Why does the following code return False?
>>> pd.Series([np.nan]) | pd.Series([True])
0 False
dtype: bool
Why does the following code return False?
>>> pd.Series([np.nan]) | pd.Series([True])
0 False
dtype: bool
I think this is because np.nan has metaclass of float and I guess overrides __bool__ to be non-zero:
np.nan.__bool__() == True
In the same way:
>>>np.nan or None
nan
A solution in pandas would be:
pd.Series([np.nan]).fillna(False) | pd.Series([True])
EDIT ***
For clarity, in pandas 0.24.1 in the method: _bool_method_SERIES on line 1816 of .../pandas/core/ops.py there is an assignment:
fill_bool = lambda x: x.fillna(False).astype(bool)
which is where the behaviour you are describing is coming from. I.e. it's been purposefully designed so that np.nan is treated like a False value (whenever doing an or operation)
Compare your case (with the explicit dtype to emphasize the inferred one):
In[11]: pd.Series([np.nan], dtype=float) | pd.Series([True])
Out[11]: 0 False dtype: bool
with a similar one (only dtype is now bool):
In[12]: pd.Series([np.nan], dtype=bool) | pd.Series([True])
Out[12]: 0 True dtype: bool
Do you see the difference?
The explanation:
In the first case (yours), np.nan propagates itself in the logical operation or (under the hood)
In[13]: np.nan or True
Out[13]: nan
and pandas treated np.nan as False in the context of an boolean operation result.

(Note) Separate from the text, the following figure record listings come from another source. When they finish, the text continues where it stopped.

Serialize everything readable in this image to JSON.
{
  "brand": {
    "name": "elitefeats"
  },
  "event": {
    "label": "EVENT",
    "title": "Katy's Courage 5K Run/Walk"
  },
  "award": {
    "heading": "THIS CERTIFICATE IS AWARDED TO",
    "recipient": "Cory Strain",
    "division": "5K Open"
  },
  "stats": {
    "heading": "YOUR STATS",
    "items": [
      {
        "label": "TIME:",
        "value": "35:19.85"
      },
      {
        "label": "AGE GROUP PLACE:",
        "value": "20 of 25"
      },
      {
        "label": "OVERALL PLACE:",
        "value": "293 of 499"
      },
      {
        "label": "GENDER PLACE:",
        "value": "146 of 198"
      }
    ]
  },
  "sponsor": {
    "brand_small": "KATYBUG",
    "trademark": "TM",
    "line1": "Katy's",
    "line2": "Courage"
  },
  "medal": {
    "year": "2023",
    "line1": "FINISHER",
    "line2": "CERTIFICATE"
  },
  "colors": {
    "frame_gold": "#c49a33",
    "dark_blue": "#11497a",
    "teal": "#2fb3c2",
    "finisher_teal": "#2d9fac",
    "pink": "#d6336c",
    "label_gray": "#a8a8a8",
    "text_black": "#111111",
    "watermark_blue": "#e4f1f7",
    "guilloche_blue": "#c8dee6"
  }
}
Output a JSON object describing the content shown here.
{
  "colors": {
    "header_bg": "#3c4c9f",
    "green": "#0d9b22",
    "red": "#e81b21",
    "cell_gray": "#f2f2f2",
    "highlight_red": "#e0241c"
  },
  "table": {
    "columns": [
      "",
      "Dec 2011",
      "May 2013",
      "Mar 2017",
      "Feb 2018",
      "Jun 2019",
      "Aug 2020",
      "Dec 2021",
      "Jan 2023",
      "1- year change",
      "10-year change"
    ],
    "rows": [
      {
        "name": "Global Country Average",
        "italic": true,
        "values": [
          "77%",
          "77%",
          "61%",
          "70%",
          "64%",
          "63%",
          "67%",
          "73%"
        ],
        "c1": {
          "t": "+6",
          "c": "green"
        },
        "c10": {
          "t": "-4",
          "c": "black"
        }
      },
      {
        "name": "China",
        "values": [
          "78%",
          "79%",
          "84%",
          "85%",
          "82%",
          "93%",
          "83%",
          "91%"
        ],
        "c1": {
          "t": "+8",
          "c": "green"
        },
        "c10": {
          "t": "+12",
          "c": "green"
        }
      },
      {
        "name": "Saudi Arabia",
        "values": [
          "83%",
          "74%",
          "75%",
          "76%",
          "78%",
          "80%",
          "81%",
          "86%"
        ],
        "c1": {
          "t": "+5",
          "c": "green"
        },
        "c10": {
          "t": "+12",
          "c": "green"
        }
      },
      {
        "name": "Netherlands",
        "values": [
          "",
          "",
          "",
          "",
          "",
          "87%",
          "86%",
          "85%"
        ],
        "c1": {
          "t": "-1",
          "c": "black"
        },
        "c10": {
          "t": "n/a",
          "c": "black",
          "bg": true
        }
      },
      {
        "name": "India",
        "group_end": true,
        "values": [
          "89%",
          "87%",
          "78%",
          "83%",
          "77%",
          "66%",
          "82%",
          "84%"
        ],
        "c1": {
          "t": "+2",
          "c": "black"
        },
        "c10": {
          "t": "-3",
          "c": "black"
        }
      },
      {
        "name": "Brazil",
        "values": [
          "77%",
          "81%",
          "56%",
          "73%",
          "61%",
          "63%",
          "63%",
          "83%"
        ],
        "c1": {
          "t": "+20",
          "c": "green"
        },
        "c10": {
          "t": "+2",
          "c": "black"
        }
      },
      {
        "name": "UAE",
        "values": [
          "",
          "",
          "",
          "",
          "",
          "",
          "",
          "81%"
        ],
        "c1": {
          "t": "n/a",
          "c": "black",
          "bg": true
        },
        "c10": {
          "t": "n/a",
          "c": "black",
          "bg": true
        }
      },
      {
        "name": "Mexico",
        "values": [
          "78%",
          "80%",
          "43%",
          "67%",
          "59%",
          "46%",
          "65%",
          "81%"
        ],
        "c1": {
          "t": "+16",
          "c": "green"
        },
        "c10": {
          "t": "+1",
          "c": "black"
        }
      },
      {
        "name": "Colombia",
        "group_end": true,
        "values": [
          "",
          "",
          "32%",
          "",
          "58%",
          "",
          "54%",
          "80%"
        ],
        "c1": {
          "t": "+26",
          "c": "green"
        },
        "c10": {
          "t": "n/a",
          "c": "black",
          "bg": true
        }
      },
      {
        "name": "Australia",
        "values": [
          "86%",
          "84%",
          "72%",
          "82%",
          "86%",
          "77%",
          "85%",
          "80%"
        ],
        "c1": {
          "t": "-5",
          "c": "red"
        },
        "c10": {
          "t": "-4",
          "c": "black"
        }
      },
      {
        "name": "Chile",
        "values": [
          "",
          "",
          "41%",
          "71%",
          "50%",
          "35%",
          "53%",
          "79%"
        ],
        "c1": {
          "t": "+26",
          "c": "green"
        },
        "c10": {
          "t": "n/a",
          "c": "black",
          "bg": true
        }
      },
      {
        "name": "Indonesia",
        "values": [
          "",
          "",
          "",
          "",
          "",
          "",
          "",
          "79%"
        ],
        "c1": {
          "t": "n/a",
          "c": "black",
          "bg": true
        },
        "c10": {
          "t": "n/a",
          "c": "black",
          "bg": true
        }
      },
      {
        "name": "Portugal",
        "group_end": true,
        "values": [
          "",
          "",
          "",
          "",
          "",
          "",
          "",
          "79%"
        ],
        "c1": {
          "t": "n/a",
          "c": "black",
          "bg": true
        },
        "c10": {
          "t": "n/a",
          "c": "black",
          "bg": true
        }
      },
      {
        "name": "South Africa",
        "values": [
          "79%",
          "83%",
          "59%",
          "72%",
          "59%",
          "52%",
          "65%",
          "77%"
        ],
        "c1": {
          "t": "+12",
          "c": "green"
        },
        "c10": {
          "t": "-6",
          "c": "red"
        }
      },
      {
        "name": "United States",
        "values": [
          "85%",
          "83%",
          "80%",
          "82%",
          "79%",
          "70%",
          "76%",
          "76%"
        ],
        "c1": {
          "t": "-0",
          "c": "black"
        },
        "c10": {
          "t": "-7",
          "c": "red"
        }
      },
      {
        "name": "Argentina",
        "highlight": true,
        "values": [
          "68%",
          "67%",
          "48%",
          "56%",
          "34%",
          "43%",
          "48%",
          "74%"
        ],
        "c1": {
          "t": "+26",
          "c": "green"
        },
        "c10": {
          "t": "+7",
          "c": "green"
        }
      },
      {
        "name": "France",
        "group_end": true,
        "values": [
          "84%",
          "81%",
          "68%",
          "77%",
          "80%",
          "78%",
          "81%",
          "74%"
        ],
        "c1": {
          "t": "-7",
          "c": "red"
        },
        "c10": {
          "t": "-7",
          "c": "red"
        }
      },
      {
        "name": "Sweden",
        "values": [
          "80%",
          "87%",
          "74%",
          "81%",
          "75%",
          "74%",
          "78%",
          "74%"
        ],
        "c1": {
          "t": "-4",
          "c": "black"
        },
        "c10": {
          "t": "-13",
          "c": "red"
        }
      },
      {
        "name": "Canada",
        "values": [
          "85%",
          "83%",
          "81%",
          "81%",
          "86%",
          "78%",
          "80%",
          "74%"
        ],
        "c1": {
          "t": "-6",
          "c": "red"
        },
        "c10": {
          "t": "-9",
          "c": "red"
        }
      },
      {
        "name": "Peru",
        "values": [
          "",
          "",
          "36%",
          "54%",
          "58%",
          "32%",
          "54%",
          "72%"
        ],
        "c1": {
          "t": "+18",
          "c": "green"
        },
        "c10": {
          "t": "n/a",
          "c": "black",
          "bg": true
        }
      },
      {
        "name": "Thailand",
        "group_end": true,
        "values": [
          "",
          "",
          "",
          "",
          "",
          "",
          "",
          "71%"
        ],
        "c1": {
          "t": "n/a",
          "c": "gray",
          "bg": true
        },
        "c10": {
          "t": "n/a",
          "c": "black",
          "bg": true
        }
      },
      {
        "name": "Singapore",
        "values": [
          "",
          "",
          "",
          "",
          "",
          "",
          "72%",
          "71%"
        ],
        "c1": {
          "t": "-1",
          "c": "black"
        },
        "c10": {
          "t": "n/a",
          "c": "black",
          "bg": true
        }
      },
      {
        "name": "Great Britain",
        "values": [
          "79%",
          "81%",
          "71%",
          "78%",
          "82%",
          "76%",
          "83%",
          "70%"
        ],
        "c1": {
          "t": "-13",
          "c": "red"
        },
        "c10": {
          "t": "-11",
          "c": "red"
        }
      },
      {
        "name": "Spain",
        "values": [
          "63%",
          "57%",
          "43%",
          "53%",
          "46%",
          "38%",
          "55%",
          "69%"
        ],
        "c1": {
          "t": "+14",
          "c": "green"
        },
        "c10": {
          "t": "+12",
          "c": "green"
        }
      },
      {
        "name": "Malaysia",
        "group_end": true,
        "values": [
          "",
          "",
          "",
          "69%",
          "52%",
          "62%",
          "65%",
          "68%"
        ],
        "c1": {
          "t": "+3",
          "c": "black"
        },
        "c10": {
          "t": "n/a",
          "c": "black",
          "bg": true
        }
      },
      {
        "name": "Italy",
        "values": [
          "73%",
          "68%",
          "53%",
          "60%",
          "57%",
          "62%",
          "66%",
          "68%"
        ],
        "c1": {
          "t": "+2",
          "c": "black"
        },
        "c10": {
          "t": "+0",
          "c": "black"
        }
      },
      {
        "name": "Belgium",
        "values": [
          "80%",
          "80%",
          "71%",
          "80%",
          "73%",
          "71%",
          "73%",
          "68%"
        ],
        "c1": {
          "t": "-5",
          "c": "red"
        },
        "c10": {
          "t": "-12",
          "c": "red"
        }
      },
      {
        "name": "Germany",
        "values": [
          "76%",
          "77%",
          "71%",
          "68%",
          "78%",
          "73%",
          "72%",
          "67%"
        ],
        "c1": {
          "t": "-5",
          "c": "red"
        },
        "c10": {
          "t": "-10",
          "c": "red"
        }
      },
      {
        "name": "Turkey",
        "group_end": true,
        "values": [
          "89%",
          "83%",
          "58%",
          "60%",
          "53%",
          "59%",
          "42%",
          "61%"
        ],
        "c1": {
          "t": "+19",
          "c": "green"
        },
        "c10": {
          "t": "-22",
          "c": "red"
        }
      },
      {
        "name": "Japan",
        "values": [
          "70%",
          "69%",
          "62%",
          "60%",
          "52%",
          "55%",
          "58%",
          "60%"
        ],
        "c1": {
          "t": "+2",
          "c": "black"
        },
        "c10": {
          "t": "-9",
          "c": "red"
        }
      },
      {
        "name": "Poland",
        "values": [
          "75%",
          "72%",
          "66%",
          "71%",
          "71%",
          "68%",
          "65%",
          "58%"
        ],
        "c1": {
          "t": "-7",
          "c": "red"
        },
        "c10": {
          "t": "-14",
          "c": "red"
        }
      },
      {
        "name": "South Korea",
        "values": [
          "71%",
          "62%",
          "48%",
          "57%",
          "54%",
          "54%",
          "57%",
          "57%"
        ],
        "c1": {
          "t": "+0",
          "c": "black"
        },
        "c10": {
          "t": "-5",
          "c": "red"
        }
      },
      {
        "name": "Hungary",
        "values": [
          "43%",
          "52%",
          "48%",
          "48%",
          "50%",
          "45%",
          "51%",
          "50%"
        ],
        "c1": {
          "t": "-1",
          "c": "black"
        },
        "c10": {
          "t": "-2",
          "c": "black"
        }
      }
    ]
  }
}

In the second case the output is unambiguous, as the first series has a boolean value (True, as all non-zero values are considered True, including np.nan, but it doesn't matter in this case):
In[14]: pd.Series([np.nan], dtype=bool)
Out[14]: 0 True dtype: bool
and True or True gives True, of course:
In[15]: True or True
Out[15]: True